Why We Get Words Wrong, Part 2: Popular Culture

In this ten-part series, we look at why some of us have so much trouble with getting words right in English. Part 1 mentioned the schwa, a vowel in an unaccented syllable which sounds unlike its short or long sounds. We mess up for many other reasons, one of them being popular culture. Here are three examples.

Bring vs. Take - The rule says you bring to a point and you take from a point, meaning you should take your laptop from work and bring it home. Yet we hear the popular fighting challenge, "You wanna take it outside?" Think about it: If Buddy issues that statement to Guy in a bar, he is taking the fight from inside the bar and bringing it outside the bar. The same holds true with the Doobie Brothers' song "Taking It to the Streets"; once again, they are taking it from wherever they are and bringing it to the streets. If everyone else is saying it that way, who are we to change it?

Alright vs. All Right - How many songs in your music collection spell all right as alright?
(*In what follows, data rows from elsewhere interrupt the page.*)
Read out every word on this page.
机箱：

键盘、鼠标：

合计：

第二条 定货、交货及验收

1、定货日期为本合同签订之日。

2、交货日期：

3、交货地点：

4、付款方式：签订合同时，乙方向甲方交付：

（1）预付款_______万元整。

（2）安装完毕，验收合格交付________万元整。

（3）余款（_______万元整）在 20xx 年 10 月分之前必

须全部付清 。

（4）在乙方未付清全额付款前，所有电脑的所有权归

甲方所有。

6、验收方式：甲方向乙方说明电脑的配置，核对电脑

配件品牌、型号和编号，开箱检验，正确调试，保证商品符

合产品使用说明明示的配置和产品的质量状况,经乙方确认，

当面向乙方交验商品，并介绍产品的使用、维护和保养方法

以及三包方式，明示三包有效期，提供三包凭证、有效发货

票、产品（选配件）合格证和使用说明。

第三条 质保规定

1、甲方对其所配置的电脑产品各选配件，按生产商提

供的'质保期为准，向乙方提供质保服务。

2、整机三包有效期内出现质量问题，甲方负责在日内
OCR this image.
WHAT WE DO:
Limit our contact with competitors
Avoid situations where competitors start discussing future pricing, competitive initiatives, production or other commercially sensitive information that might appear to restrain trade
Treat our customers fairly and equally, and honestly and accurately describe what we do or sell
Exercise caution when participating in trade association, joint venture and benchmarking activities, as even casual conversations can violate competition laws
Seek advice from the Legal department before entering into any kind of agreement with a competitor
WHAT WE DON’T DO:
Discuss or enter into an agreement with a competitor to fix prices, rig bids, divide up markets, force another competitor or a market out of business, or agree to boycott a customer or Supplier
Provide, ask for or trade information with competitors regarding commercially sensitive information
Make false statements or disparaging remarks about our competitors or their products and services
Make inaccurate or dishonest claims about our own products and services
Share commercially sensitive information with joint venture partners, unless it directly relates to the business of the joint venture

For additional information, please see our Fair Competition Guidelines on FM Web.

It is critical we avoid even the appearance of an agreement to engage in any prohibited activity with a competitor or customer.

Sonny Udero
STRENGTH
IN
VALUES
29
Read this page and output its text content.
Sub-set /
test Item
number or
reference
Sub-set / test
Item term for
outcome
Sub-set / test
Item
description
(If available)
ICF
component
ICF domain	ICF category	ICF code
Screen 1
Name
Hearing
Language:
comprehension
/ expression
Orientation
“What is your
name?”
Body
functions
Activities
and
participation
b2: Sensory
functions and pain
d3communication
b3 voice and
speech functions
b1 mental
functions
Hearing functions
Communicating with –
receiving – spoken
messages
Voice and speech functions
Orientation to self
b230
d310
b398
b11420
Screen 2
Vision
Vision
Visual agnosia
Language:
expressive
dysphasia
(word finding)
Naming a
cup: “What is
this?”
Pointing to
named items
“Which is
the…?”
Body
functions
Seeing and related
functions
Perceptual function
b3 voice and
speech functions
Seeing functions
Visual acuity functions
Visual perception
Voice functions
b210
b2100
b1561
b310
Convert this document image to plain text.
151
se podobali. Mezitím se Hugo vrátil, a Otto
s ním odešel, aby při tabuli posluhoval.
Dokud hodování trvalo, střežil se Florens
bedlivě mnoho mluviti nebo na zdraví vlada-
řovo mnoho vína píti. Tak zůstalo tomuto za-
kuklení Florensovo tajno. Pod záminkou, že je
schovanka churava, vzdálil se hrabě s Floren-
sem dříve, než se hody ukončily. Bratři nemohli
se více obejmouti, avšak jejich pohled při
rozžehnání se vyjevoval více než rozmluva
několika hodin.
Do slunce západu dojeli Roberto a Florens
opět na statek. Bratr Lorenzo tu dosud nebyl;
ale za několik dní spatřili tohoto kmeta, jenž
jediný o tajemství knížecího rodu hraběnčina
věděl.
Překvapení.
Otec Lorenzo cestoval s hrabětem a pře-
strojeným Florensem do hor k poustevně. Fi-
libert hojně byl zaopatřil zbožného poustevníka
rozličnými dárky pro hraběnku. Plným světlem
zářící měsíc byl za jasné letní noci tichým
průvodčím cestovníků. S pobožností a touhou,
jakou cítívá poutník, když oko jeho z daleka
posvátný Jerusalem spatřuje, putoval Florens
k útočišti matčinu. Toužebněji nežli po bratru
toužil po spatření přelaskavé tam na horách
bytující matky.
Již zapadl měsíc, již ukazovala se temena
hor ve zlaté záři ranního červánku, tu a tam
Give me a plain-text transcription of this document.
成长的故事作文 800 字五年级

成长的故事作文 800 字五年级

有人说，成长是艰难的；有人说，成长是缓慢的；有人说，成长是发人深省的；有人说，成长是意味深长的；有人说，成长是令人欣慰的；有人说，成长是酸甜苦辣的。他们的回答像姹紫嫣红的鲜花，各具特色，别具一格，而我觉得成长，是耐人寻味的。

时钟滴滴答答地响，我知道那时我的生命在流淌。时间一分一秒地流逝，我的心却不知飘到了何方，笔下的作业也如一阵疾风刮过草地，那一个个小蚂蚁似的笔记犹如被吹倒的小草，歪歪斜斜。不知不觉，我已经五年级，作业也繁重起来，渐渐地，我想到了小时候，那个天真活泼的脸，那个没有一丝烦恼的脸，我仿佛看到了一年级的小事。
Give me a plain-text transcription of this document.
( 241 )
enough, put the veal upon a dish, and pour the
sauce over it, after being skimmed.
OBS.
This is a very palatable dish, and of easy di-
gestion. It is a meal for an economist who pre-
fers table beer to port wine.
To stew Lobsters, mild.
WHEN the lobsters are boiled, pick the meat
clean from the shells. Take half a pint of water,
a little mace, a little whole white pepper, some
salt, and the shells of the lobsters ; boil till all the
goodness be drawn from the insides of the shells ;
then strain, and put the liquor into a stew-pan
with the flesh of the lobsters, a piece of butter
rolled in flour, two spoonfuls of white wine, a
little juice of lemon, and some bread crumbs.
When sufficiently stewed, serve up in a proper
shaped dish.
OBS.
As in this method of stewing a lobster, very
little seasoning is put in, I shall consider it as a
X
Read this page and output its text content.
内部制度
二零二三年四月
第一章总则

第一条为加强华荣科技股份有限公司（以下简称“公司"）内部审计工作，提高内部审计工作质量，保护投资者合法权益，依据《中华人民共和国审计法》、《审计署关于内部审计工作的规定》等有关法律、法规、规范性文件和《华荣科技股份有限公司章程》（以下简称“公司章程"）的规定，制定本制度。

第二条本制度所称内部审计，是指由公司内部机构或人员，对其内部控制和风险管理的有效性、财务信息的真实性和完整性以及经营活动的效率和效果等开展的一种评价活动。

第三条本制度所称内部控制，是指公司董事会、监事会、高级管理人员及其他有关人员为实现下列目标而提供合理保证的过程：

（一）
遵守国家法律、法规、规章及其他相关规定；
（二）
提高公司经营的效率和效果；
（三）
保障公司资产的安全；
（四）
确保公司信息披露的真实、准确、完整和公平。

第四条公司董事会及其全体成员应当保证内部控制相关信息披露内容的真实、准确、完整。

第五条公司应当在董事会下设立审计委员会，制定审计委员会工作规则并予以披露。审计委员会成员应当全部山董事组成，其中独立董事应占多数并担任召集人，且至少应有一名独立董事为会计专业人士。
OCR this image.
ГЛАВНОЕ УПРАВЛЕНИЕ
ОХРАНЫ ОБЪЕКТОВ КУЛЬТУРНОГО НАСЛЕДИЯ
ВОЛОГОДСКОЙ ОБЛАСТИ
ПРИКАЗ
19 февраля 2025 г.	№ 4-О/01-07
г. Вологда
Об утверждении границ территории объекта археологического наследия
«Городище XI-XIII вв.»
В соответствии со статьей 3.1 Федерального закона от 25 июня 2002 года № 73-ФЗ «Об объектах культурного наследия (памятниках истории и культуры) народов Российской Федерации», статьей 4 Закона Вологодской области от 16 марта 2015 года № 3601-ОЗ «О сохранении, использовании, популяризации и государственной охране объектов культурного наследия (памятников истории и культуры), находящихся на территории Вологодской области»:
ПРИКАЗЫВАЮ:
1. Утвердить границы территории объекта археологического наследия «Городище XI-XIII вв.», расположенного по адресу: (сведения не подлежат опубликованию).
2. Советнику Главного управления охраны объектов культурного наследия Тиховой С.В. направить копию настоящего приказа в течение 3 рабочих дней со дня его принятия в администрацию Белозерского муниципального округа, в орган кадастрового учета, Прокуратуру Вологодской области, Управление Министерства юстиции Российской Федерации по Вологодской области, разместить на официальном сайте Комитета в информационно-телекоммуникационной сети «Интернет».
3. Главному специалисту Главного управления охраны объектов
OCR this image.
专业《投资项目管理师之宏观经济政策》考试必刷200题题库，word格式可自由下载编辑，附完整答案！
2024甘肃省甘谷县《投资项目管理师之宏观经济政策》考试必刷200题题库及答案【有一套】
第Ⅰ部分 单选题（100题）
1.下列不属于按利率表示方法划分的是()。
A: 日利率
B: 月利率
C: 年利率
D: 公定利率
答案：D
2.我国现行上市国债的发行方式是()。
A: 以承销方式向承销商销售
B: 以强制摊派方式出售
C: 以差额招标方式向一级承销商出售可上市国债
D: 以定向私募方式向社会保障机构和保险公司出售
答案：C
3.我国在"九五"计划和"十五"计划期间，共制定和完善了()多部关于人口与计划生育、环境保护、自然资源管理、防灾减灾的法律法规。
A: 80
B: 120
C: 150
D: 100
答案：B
Some might include "It's Gonna Be Alright" by the Gerry and the Pacemakers, the same-title-different-song later by the Ramones, "Well Alright" by Blind Faith, and the triple threat "Alright Alright Alright" by Mungo Jerry. True, Bob Dylan got it right with "Don't Think Twice, It's All Right" as did the film The Kids Are All Right. But the other evidence remains powerful, so many people are amazed when they learn that alright is not Standard English.

Fewer vs. Less
- The sign in the supermarket usually says, "This aisle is for 10 items or less," although the rule tells us to use fewer with plurals. For this reason, we might understandably but incorrectly say, "I made less mistakes."

Again, how will we get these words right? Not by speaking more but by reading more.